Gain, in the form of ordinary income, is realized in many surrender, redemption, or maturity situations. Understanding them will help you back a better financial decision regarding your chosen policies. These include:
- Lump sum cash-in – The excess of the amount received by a policyholder in the complete redemption or surrender of a policy) over the policyowner’s investment in the contract (i.e., cost) is taxable as ordinary income. The policyowner determines the amount of lump sum payable and then subtracts from it the cost of the contract. A lump sum generally includes the cash value of paid-up additions, dividend accumulations, termination dividend, and unrepaid policy loans. Any interest previously paid on policy dividends that has already been taxed reduces taxable amount of the lump sum. Generally, cost means net premiums (gross premiums less the total of tax-free dividends received by the policyowner). Any dividends paid by the insurer that were accumulated at interest or used to purchase paid-up additional insurance must be included in the lump sum amount as part of the policyowner’s cost.

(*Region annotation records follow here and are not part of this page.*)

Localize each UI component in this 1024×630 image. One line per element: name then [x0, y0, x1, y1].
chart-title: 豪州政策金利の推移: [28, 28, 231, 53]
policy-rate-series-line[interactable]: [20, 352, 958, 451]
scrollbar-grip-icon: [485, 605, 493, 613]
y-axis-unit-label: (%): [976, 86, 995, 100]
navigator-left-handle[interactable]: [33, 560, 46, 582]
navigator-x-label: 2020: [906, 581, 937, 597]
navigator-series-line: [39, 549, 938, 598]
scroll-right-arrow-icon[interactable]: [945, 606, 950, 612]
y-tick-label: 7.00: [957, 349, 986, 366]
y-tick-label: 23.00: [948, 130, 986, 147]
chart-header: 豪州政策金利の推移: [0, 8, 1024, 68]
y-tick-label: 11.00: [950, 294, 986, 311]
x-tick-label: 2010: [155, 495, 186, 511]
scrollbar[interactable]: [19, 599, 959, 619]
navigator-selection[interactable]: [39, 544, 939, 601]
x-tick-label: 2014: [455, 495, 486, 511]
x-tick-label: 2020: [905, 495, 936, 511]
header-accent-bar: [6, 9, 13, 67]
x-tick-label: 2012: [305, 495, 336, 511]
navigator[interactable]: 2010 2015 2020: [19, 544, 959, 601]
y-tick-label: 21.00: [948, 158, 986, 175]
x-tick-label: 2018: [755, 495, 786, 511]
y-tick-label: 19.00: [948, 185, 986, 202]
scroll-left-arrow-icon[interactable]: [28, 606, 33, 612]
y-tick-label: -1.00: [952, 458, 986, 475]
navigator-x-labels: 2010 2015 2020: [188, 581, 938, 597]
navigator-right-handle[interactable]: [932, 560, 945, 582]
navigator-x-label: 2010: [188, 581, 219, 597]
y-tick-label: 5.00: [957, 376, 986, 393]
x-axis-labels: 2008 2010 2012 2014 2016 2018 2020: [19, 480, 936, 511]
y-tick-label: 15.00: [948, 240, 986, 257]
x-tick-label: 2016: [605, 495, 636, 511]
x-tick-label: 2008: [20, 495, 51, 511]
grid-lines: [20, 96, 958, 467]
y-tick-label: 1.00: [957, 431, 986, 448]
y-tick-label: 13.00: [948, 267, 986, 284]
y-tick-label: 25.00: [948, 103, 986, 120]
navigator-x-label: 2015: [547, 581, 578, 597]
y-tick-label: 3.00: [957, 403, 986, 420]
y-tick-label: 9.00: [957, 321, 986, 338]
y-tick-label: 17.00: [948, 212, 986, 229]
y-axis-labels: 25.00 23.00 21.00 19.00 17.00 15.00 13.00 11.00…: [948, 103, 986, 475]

- Policy maturity – Older cash value life insurance policies are typically set to mature at age 95 or 100. This means that if the insured is still alive at that age, the policy matures and the cash value is paid to the policy owner in lieu of the death benefit. The amount received would be taxed as discussed above instead of being received as a tax-free death benefit. Due to longer life expectancies, many life insurance carriers have added policy maturity extension riders to their older policies to prevent them from maturing at age 95 or 100 and thus causing adverse tax consequences to the policy owner. Newer products avoid the problem by maturing at much older ages, such as age 120.
- Interest-only option – If the lifetime proceeds are left intact with the insurer to earn interest, that interest is taxable each year as received or credited. The gain on the proceeds is taxable immediately (assuming it can be withdrawn by the policyowner) even if the “interest-only” election is made prior to surrender or maturity.
A policyowner’s investment in the contract is defined as the total premiums (or other consideration) paid less the total amount of nontaxable distributions (i.e., dividends, unrepaid loans, and tax free withdrawals) received.